“You are playing a very sorry jest, sir.”

“But, monseigneur,” I said, with the greatest calmness, “you have no occasion to be frightened; I merely wish to prove to these gentlemen the perfection of your watch. I beg you not to be alarmed; it will escape scathless from all the trials I subject it to.”

With these words I stamped on the case, which broke, flattened, and soon presented but a shapeless mass. At first, I really fancied the cardinal was going into a fit; he could scarcely restrain his passion; but the Pope then turned to him:

“Come, cardinal, have you no confidence in our sorcerer? For my part, I laugh like a child at it, being convinced there has been some clever substitution.”

“Will your Holiness permit me to remark,” I said, respectfully, “that there has been no substitution? I appeal to his eminence, who will recognise his own watch.”

And I offered the cardinal the shapeless relics of his watch. He examined them anxiously, and finding his arms engraved inside the case, said, with a deep sigh, “Yes, that is certainly my watch. But,” he added, dryly, “I know not how you will escape, sir: at any rate, you should have played this unjustifiable trick on some object that might be replaced, for my chronometer is unique!”

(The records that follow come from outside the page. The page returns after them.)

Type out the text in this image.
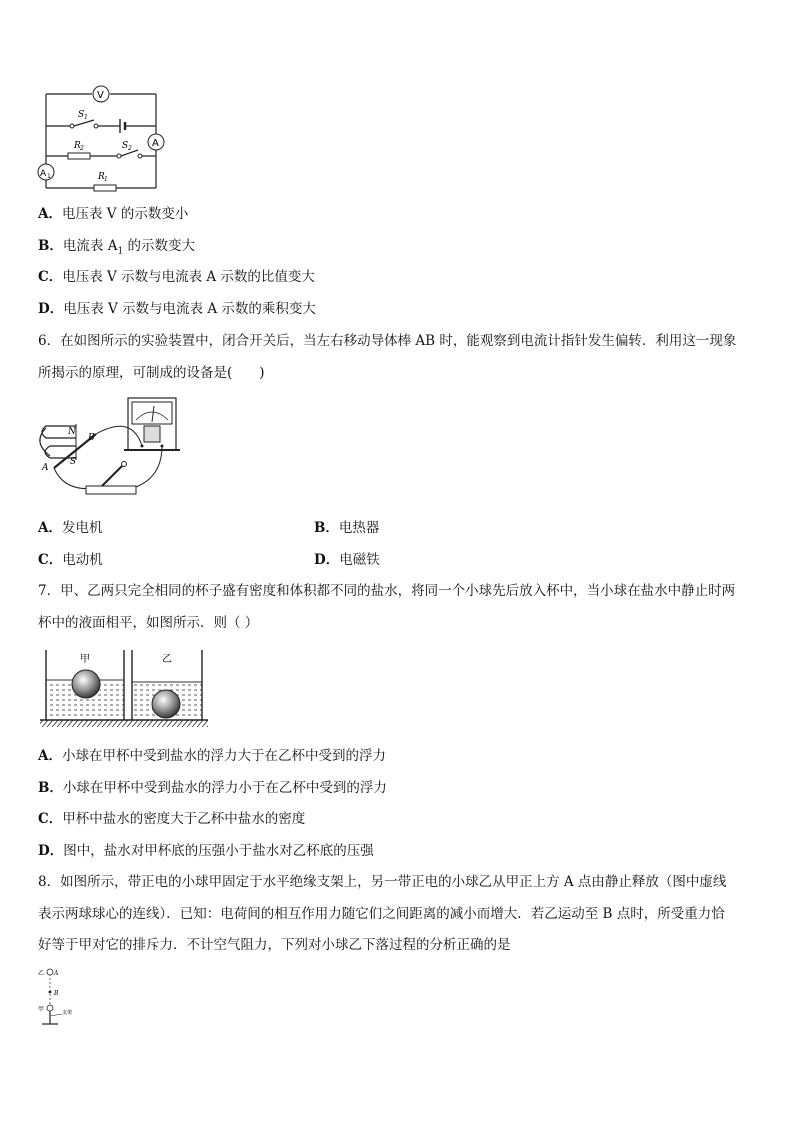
V
A
A 1
S 1
R 2	S 2
R 1
A．电压表 V 的示数变小
B．电流表 $A_1$ 的示数变大
C．电压表 V 示数与电流表 A 示数的比值变大
D．电压表 V 示数与电流表 A 示数的乘积变大
6．在如图所示的实验装置中，闭合开关后，当左右移动导体棒 AB 时，能观察到电流计指针发生偏转．利用这一现象
所揭示的原理，可制成的设备是(　　)
N
S
A
B
A．发电机	B．电热器
C．电动机	D．电磁铁
7．甲、乙两只完全相同的杯子盛有密度和体积都不同的盐水，将同一个小球先后放入杯中，当小球在盐水中静止时两
杯中的液面相平，如图所示．则（ ）
甲	乙
A．小球在甲杯中受到盐水的浮力大于在乙杯中受到的浮力
B．小球在甲杯中受到盐水的浮力小于在乙杯中受到的浮力
C．甲杯中盐水的密度大于乙杯中盐水的密度
D．图中，盐水对甲杯底的压强小于盐水对乙杯底的压强
8．如图所示，带正电的小球甲固定于水平绝缘支架上，另一带正电的小球乙从甲正上方 A 点由静止释放（图中虚线
表示两球球心的连线）．已知：电荷间的相互作用力随它们之间距离的减小而增大．若乙运动至 B 点时，所受重力恰
好等于甲对它的排斥力．不计空气阻力，下列对小球乙下落过程的分析正确的是
乙 A
B
甲	支架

“Well, your excellency, I am enchanted at that circumstance, for it must enhance the credit of my experiment. Now, with your permission I will proceed.”

“Good gracious me, sir, you did not consult me before destroying the watch. Do what you please, it is no concern of mine.”

The identity of the cardinal’s watch thus proved, I wished to pass into the Pope’s pocket the one I had bought the previous evening. But I could not dream of this so long as his Holiness remained seated. Hence, I sought some pretext to make him rise, and soon found one.

A brass mortar, with an enormous pestle, was now brought in. I placed it on the table, threw in the fragments of the chronometer, and began pounding furiously. Suddenly, a slight detonation was heard, and a vivid light came from the vessel, which cast a ruddy hue over the spectators, and produced a magical appearance. All this while, bending over the mortar, I pretended to see something that filled me with the liveliest astonishment.